Tuesday, August 20, 2013

People who mean well

A woman I know is bragging this morning that she rescued a mouse from her cat. She captured the little thing, about the size of her thumbnail, and released it on the other side of the street.

Where it almost certainly died very soon afterwards.

I understand this sort of sentimental behaviour. I've done things like this myself in my life. Until I reached the age of 14 or so. The mouse would have died if left where it was and it can seem only right to release it outside where it seems like it will be at home. In fact, she released it into an extremely hostile environment. Even an adult mouse would probably have died a cruel death shortly after being released into a strange and terrifying environment. A young mouse separated from its mother, would go even more quickly. Best case scenario is that a predator found it, killed it and ate it almost immediately after the release.

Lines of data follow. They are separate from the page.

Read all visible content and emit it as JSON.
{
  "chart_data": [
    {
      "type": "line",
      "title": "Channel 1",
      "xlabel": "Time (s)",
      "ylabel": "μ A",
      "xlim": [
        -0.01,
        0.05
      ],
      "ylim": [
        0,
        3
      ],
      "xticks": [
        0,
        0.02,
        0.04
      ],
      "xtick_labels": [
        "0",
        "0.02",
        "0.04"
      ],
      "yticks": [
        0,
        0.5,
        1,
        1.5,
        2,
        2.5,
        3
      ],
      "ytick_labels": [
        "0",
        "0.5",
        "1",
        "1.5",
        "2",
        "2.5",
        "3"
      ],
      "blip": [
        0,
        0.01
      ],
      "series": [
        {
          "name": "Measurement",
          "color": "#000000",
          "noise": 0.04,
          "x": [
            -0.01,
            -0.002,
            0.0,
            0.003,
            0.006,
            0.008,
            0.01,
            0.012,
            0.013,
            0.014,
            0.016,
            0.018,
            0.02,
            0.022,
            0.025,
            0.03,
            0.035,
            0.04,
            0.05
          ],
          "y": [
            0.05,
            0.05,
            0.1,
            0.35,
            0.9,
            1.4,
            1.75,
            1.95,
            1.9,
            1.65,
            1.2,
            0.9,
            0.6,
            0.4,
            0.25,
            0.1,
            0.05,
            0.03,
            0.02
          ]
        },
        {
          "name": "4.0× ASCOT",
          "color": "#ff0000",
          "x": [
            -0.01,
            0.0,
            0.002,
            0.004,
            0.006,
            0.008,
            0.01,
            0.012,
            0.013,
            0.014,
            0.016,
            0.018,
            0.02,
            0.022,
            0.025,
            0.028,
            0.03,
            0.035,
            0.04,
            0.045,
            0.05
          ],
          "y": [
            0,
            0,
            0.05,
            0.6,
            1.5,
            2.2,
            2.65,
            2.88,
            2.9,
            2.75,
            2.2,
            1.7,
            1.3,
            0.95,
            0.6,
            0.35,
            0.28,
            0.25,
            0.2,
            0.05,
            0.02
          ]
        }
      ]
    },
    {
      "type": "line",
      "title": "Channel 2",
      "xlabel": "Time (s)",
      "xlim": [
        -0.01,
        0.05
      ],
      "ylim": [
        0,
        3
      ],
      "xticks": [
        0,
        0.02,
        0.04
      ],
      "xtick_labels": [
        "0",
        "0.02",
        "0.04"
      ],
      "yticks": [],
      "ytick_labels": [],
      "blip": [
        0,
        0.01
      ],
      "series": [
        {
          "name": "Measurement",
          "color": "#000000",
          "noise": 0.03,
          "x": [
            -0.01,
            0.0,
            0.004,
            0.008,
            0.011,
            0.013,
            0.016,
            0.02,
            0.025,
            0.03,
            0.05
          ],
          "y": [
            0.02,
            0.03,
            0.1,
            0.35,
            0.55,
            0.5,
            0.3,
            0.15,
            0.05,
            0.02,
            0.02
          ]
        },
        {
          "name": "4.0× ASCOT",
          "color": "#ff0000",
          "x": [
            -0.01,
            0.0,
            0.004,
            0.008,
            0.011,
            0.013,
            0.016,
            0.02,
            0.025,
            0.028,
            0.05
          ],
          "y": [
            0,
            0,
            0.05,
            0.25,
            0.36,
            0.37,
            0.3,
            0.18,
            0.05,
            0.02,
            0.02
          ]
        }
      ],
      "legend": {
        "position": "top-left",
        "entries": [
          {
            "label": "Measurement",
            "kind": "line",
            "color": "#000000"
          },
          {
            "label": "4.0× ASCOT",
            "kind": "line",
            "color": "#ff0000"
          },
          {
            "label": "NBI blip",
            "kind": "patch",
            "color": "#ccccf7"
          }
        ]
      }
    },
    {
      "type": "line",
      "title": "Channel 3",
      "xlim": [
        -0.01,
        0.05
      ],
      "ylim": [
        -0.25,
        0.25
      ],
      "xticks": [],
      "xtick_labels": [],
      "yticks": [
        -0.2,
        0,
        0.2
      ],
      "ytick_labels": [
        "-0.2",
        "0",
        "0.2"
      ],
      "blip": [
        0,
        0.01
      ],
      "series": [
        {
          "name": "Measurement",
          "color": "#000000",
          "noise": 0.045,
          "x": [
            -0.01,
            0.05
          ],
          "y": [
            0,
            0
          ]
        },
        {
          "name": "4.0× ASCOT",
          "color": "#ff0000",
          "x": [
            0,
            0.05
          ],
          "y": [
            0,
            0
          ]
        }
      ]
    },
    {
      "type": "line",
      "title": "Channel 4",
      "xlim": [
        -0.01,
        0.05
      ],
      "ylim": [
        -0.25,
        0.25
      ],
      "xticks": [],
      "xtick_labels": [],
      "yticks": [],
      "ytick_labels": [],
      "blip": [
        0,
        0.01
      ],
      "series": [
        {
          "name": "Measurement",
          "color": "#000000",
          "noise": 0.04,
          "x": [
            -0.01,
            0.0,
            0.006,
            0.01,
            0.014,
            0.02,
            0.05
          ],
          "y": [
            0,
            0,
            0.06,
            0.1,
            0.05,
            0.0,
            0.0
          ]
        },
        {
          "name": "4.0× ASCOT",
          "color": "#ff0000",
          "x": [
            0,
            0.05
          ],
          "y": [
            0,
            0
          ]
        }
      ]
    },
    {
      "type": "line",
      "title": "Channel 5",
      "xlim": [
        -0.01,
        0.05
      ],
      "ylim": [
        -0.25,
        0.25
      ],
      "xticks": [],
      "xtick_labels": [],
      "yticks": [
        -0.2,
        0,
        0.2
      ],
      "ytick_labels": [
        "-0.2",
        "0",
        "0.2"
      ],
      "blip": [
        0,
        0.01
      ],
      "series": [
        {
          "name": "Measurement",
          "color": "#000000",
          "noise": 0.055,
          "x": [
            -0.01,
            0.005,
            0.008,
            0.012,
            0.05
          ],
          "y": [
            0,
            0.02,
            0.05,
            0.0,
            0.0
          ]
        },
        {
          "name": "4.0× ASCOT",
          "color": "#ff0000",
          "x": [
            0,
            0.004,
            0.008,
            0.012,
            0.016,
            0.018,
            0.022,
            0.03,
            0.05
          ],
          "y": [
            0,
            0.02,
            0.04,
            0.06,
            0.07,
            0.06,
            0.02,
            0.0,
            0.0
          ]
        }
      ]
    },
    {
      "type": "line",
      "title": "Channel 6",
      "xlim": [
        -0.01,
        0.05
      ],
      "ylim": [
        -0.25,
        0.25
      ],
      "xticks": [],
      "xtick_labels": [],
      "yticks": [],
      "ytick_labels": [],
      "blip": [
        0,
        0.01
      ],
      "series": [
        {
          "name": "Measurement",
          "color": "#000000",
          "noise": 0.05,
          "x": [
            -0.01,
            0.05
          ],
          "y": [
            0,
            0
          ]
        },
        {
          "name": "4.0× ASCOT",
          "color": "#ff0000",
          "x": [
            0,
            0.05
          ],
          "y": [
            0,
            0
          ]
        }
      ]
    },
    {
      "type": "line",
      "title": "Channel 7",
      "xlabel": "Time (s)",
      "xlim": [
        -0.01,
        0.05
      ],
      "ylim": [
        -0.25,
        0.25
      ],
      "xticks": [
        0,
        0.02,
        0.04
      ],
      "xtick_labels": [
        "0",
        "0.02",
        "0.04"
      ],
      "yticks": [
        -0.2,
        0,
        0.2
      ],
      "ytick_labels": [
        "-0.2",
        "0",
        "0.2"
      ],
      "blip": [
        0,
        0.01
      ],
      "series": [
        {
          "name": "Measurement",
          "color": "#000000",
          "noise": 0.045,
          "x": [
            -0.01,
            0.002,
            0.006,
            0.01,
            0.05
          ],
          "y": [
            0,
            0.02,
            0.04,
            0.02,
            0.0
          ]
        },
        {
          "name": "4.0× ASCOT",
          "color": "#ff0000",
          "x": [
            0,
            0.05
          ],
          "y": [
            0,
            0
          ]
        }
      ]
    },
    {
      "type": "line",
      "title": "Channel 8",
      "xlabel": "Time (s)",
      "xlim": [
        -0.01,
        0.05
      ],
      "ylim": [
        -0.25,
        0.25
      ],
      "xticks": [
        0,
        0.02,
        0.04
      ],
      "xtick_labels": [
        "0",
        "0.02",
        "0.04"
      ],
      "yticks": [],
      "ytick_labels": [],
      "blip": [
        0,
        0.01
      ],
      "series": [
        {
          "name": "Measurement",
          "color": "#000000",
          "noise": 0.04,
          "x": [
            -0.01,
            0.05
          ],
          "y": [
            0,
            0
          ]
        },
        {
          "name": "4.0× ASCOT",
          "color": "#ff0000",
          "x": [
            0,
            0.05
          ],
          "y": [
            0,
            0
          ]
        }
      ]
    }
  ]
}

There is nothing so profound as to deserve the title "worldview" behind this woman's actions. There are some naive and sentimental assumptions about what life is like. These assumptions amount to a belief system that the normal state of things for mice and people is one of comfort and security that is sometimes interrupted by death-bringers such as cats or cancer. And that isn't surprising because that is the life that most of us grew up with.


  1. Poor woman. It is hard to know what to do with these little creatures. I know we're supposed to kill them ourselves if the cat doesn't do it for us, but how exactly do you do that? I've taken my share of wee mice delivered to me by the cat and captured in tupperware containers and released them into the great world this year. I knew it wasn't the right thing, but looking a grey mouse in the eye and then killing it just didn't seem possible for me (let alone figuring out HOW to kill it with minimal pain for it and trauma for me).

    I hope she praised her cat. The cat is just doing its job and might have been a bit taken aback if mummy had a negative reaction....

    1. Two thoughts: 1. I bet your great grandmother did the job without flinching. 2. The most important thing is to kill it quickly; every second you hesitate is inhumane.

      I usually use a shovel myself because there is one handy just outside the door. I drop the mouse/bat/squirrel/whatever-it-is on a relatively hard surface and give three hard blows. Then I toss it in the green bin.

      (Knowing the woman, I doubt she praised the cat.)

  2. Hmmm... I guess maybe I'd better start keeping a shovel near the door. I imagine the mouse would be able to run away from me fairly quickly. Perhaps this technique ought to be rehearsed with a clockwork mouse first.

    Ever trodden on a chipmunk? There's one living under our front step that keeps popping out JUST as I step down. He probably hears the door open and comes out for a look and - wham - my giant foot milimetres from his nose. Alarming.